Ibu Sariyem adalah seperti kita, bahwa usia semestinya hanyalah angka dan bukanlah penghalang atau paradoks untuk kembali memulai kehidupan.
Apa yang kau pikirkan ketika kau berusia 77 tahun nanti? Bersantai, menikmati hari tua, menimang cucu atau mungkin sudah meninggal?
Tetapi bagaimana kalau sebaliknya? Bagaimana kalau di usia itu kita masih hidup dan masih diberikan kekuatan untuk melakukan sesuatu. Apa yang akan kau lakukan?
Ada satu hal yang dia sampaikan, untuk selalu menjaga dan mensyukuri makna dalam hidup, "Sing penting kita sehat toh," ujarnya.
Ini adalah kisah singkat tentang Ibu Sariyem. Penjual bubur sumsum keliling yang beberapa kali kutemui. Siang itu cukup terik, sekitar jam 12, aku mengayuh sepeda menyusuri jalan, sesampainya di ujung perempatan, terlintas sosok yang cukup familiar.
Yah dia adalah tukang bubur sumsum langganan yang biasa berjualan dengan berjalan kaki keliling. Namanya Ibu Sariyem, sosok 77 tahun asli Wonogiri yang sudah berjualan bubur sumsum 20 tahun lebih lamanya.

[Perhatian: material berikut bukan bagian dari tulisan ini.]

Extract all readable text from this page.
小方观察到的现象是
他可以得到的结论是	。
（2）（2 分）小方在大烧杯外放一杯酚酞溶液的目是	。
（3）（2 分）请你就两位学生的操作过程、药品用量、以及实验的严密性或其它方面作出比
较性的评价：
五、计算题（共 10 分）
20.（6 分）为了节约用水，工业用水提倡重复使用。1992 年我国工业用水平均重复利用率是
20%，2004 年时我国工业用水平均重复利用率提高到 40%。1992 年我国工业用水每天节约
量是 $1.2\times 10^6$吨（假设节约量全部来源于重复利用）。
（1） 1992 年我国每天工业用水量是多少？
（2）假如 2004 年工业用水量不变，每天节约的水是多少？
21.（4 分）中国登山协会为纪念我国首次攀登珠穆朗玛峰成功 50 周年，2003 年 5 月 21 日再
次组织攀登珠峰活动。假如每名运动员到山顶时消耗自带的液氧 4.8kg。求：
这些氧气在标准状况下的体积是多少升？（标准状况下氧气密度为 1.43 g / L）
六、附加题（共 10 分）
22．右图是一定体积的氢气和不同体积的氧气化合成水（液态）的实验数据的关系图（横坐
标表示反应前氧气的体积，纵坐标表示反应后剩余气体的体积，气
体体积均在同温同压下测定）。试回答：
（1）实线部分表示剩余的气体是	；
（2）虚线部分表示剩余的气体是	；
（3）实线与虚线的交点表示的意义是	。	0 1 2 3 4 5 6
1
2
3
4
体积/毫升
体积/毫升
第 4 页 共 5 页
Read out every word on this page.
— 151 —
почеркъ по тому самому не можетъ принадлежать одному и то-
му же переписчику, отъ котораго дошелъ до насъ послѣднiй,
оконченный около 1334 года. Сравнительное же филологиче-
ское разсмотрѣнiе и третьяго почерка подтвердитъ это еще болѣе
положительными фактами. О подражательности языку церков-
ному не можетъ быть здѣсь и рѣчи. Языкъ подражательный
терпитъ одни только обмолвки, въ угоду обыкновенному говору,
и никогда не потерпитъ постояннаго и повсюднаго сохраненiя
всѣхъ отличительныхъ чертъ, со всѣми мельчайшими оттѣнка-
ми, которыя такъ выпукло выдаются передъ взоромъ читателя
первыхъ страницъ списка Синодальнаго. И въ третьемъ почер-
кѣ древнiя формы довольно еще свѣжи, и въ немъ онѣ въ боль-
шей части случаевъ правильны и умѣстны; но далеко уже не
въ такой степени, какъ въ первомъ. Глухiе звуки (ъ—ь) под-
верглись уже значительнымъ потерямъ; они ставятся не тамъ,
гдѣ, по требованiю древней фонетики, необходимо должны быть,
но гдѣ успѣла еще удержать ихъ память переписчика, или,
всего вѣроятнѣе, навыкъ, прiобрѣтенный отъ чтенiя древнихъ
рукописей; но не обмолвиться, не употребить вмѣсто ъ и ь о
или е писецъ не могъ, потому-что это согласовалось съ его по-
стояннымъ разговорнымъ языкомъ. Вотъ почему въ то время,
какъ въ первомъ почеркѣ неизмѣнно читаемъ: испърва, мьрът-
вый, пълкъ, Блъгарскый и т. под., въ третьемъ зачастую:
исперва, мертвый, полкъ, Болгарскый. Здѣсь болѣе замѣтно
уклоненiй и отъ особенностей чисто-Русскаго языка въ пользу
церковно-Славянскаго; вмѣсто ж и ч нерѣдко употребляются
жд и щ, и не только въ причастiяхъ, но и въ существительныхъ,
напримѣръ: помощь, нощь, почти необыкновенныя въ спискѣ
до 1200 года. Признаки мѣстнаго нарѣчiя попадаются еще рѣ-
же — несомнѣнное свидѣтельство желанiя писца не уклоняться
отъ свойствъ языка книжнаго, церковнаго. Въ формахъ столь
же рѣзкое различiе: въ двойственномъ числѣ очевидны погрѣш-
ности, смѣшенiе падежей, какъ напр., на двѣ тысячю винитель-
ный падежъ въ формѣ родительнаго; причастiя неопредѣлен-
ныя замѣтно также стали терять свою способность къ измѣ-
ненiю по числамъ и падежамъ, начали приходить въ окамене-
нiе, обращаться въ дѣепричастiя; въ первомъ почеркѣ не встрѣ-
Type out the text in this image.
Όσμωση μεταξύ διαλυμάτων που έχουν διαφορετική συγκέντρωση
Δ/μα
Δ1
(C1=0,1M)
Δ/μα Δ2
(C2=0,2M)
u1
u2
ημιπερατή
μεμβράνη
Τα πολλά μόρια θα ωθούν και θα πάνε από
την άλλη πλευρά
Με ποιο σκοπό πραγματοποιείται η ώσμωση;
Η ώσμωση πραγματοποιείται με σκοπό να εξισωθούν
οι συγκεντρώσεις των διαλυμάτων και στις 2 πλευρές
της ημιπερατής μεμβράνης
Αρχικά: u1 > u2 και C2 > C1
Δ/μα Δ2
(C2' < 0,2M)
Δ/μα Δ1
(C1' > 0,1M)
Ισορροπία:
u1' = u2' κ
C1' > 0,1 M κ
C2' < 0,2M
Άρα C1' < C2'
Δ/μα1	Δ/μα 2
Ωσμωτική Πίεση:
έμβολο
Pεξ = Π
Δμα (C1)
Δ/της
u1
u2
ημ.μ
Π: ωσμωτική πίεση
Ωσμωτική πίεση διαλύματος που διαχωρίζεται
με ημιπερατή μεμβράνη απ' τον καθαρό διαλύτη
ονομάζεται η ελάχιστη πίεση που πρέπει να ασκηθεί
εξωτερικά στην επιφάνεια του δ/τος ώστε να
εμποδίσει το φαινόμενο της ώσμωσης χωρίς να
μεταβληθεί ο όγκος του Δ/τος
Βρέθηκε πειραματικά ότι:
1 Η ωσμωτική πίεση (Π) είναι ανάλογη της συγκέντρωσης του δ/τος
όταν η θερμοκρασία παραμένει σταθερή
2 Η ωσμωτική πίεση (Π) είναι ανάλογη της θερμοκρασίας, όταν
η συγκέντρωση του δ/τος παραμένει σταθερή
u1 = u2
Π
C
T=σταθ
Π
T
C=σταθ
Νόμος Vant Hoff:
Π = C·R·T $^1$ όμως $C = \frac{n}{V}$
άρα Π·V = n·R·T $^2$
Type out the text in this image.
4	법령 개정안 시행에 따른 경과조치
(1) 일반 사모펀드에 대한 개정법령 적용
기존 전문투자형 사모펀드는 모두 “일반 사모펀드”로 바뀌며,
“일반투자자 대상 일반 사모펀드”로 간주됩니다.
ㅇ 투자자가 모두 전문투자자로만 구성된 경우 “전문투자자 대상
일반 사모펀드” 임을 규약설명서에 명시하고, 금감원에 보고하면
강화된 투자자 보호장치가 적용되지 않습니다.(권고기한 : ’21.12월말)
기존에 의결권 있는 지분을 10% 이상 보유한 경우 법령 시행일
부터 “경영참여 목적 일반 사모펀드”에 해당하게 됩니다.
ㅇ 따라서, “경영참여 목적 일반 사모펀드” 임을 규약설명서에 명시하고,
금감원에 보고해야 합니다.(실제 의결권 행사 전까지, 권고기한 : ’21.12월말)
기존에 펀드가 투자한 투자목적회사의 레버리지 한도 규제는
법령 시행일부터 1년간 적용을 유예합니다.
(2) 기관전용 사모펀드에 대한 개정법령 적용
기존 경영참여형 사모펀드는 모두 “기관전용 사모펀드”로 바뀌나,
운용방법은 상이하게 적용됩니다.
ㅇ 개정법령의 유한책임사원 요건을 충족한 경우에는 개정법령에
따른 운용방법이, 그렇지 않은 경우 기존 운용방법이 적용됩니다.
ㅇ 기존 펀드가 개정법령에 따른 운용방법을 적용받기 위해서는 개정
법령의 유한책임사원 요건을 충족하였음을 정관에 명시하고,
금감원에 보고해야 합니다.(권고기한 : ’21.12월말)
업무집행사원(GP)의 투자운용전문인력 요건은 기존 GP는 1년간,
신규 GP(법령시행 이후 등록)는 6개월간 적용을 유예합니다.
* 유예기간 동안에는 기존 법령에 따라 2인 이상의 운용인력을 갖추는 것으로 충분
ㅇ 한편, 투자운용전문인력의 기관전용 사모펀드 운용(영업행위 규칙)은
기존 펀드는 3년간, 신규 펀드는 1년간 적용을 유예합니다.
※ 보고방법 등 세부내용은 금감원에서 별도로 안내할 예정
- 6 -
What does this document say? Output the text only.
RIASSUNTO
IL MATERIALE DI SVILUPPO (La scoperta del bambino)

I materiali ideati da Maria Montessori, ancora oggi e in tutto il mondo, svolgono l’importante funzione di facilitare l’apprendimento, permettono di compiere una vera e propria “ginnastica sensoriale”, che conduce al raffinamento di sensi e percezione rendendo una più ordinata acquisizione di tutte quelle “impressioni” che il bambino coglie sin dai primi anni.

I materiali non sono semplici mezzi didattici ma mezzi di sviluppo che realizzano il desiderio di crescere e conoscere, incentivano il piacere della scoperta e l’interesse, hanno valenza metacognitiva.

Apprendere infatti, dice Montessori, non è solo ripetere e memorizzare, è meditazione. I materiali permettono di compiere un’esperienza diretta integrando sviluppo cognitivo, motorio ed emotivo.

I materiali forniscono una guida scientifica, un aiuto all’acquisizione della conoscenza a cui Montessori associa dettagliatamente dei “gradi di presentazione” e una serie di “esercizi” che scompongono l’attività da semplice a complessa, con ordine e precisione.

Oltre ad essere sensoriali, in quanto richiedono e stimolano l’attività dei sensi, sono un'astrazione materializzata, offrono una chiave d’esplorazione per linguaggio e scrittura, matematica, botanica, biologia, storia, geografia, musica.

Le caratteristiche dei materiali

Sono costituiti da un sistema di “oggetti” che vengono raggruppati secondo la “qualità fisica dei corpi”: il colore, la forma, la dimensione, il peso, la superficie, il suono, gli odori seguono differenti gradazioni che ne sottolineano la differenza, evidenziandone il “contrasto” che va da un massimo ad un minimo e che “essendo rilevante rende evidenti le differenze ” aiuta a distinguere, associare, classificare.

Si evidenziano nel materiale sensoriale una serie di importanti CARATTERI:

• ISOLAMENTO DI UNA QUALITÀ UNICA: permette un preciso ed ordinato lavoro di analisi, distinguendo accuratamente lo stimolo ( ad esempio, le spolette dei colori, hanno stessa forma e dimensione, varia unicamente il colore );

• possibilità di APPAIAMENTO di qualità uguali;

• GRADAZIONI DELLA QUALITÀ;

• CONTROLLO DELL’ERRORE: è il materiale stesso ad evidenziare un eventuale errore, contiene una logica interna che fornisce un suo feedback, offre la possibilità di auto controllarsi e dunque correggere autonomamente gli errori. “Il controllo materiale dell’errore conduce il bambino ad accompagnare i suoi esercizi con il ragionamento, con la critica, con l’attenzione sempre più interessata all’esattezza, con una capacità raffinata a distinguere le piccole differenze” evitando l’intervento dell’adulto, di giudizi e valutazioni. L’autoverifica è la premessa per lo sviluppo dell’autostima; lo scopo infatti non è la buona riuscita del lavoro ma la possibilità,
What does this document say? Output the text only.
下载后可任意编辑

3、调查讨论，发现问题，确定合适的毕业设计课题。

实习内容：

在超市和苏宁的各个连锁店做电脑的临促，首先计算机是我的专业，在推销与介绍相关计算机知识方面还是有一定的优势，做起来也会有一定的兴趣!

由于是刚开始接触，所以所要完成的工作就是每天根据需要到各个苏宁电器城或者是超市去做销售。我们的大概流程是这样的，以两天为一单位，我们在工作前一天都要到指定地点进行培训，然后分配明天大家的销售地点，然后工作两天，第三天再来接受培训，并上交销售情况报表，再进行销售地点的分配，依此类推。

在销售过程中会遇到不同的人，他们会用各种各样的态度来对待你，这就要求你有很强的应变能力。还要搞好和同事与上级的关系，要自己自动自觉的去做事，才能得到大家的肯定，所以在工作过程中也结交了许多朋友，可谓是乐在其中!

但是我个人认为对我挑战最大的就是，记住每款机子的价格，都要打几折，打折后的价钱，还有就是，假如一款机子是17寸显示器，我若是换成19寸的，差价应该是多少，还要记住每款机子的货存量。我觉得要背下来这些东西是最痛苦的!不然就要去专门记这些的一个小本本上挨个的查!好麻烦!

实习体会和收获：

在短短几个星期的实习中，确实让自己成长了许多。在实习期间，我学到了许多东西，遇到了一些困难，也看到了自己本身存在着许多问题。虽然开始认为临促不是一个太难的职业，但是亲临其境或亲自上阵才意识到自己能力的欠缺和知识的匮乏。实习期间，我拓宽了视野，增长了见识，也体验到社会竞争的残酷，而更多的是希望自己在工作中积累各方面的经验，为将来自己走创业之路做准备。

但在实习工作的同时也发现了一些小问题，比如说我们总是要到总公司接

Tidak banyak yang berubah darinya, beliau tetap ramah dan sederhana. Satu hal yang pasti dari dulu sampai sekarang, beliau tidak memanfaatkan usia renta sebagai alasan untuk tidak berjualan atau pun meminta minta seperti pengemis kebanyakan.
Sosok Ibu Sariyem bukanlah untuk memperingati hari kartini atau emansipasi wanita, bukan juga tentang jargon jargon semata, bukan mengejar feminisme atau kesetaraan.
Ibu Sariyem adalah seperti kita, bahwa usia semestinya hanyalah angka dan bukanlah penghalang atau paradoks untuk kembali memulai kehidupan.